Best Practices for BDOs Working with Search Funders
For BDOs evaluating search fund deals, experienced lenders recommend several best practices:
1. Know Your Customer
Building relationships and thoroughly understanding the searcher’s background remains fundamental. “Know your customer and build relationships. The more you know about your customer, the less likely it is for you to get sucked into something that’s going to cause fraud,” advises one veteran lender.
2. Read the Documents Carefully
Purchase agreements and letters of intent deserve particularly close scrutiny. One lender shares a story of uncovering a situation where investors were charging assignment fees that effectively recouped their down payment — a practice that would violate SBA guidelines.
3. Focus on Transferable Experience
The most promising search funders bring genuine, applicable experience to their acquisitions. Look for “people that in the past have managed budgets, people, or operations in a real capacity,” recommends one lender.
4. Evaluate Liquidity and Skin in the Game
Strong deals typically feature searchers who have committed their own capital alongside investor funds. This demonstrates alignment between the guarantor and the success of the business.
5. Apply Standard Underwriting Principles
Despite the unique aspects of search fund deals, they should be evaluated using standard credit principles: “Transferable experience, liquidity, the performance of the target business… we’re evaluating it just like every loan, right? Sustainability of the business and propensity to pay.”
The Future of Search Funders in SBA Lending
The impact of search funders on SBA lending remains an evolving story. While performance data is still developing (most experts estimate we’re about 5-6 years into this trend), many believe we need a full 10-year cycle to truly evaluate the success of these deals.

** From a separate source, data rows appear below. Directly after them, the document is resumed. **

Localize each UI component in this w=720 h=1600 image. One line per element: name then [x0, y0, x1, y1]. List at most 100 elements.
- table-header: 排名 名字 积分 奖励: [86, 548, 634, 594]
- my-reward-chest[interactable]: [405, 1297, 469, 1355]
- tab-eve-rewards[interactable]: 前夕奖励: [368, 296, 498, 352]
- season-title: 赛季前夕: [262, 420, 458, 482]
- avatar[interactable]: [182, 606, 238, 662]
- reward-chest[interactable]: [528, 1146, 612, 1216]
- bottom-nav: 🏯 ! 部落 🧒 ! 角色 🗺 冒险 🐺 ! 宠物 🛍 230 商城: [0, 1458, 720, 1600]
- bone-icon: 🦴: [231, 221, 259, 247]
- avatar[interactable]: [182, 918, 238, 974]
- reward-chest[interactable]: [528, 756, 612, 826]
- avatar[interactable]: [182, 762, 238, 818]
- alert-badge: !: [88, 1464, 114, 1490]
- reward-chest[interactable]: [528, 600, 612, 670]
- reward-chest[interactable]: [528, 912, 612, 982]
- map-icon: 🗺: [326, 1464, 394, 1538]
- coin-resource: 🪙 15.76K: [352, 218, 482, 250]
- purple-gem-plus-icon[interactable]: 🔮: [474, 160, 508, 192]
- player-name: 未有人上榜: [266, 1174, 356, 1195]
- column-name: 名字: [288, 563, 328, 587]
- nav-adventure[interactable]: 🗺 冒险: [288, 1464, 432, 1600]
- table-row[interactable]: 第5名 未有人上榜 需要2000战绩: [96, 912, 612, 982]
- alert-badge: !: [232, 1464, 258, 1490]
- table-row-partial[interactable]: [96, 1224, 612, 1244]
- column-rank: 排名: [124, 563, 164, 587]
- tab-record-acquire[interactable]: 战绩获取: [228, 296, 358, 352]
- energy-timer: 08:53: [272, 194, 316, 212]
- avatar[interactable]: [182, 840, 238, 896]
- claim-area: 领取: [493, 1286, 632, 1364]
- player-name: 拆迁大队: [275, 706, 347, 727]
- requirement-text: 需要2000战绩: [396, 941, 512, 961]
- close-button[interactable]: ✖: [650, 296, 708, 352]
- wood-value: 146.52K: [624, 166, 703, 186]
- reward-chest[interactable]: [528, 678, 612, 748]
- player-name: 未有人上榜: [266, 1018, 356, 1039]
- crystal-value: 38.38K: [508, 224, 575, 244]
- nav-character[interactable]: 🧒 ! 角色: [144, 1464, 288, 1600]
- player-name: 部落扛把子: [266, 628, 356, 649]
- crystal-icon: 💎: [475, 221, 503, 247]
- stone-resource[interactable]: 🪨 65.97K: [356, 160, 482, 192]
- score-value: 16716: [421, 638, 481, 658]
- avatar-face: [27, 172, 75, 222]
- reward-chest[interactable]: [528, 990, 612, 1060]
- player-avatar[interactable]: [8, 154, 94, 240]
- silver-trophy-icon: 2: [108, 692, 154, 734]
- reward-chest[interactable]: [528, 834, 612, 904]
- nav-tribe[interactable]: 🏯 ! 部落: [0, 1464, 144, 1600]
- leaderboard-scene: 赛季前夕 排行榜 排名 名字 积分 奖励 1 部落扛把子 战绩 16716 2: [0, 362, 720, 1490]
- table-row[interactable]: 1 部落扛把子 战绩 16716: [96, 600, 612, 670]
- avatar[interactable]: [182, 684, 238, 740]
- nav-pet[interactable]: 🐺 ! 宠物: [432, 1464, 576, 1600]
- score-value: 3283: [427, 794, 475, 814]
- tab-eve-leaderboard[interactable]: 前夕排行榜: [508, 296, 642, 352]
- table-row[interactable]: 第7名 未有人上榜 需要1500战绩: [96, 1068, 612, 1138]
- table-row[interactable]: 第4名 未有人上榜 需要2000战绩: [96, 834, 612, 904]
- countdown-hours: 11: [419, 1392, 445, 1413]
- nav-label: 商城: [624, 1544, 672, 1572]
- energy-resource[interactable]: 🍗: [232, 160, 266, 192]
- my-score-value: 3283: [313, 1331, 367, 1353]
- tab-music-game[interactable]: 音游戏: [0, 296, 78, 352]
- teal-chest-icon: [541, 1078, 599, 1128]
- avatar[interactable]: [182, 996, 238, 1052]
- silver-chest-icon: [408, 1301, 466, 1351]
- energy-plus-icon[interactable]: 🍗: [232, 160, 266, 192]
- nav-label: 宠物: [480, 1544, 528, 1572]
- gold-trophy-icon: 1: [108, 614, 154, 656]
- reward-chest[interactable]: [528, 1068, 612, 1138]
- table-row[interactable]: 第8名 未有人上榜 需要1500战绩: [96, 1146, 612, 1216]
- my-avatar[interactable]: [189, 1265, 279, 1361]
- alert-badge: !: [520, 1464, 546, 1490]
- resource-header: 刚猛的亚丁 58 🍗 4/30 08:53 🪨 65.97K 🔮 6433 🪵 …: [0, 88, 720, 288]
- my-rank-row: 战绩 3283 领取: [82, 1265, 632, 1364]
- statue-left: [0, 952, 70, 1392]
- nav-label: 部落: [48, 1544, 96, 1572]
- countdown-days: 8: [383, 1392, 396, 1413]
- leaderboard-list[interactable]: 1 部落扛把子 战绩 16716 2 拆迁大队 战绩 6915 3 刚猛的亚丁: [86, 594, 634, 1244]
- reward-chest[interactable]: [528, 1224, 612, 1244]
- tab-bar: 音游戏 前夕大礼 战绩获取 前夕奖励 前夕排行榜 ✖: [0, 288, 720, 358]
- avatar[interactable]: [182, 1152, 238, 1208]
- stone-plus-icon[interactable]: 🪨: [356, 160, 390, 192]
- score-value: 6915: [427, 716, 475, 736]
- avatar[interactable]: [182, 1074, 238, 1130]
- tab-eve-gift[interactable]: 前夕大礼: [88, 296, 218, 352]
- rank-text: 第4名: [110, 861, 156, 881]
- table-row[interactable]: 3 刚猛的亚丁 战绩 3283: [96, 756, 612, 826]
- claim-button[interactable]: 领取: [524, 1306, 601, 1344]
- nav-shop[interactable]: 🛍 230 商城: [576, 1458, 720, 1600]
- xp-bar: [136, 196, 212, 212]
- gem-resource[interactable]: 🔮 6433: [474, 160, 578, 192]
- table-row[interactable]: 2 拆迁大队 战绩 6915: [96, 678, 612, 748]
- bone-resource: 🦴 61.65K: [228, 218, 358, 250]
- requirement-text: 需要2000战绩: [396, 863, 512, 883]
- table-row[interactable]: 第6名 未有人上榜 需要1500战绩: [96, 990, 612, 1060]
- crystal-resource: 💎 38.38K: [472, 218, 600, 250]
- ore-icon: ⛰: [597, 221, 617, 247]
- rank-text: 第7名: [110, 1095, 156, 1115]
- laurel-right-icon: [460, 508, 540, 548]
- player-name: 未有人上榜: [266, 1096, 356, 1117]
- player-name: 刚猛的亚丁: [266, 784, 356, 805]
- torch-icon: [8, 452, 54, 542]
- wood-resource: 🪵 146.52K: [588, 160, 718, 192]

Some lenders are concerned that if search funds push boundaries too far, regulatory reaction could follow: “I can see in the future the SBA catching wind, figuring this out and saying, ‘Uh oh, now we got to stop.'” This could potentially lead to program changes that affect all borrowers.
Others take a more optimistic view, focusing on how search funders help facilitate necessary business transitions while bringing fresh energy and ideas to established operations. As one lender puts it, “statistically buying an existing business that’s already been operational… is significantly less risky than starting a business up.”
Conclusion: Finding Balance
The search fund phenomenon represents both opportunity and challenge for the SBA lending community. While these deals can be attractive from a volume perspective and fill an important role in business succession, lenders must carefully evaluate whether individual deals align with both credit standards and program intent.
The most successful approach appears to be one of thoughtful discernment rather than categorical acceptance or rejection. As one lender summarizes, “Not every SBA lender is created equal, not every search funder is created equal as well.”
For BDOs navigating this space, the fundamentals remain unchanged: know your customer, understand the business being acquired, verify that experience transfers appropriately, ensure adequate liquidity, and focus on long-term sustainability. By applying these principles consistently, lenders can identify the search fund deals that represent solid opportunities while avoiding those that push beyond acceptable boundaries.
As the ETA movement continues to evolve, maintaining this balance will be essential to preserving the integrity of the SBA program while facilitating beneficial business transitions that keep the economy moving forward.
This article is based on insights from experienced SBA lenders discussing the impact of search funders on SBA lending. The views expressed represent various perspectives within the industry and should not be considered financial or lending advice. Always consult with qualified professionals regarding specific lending situations.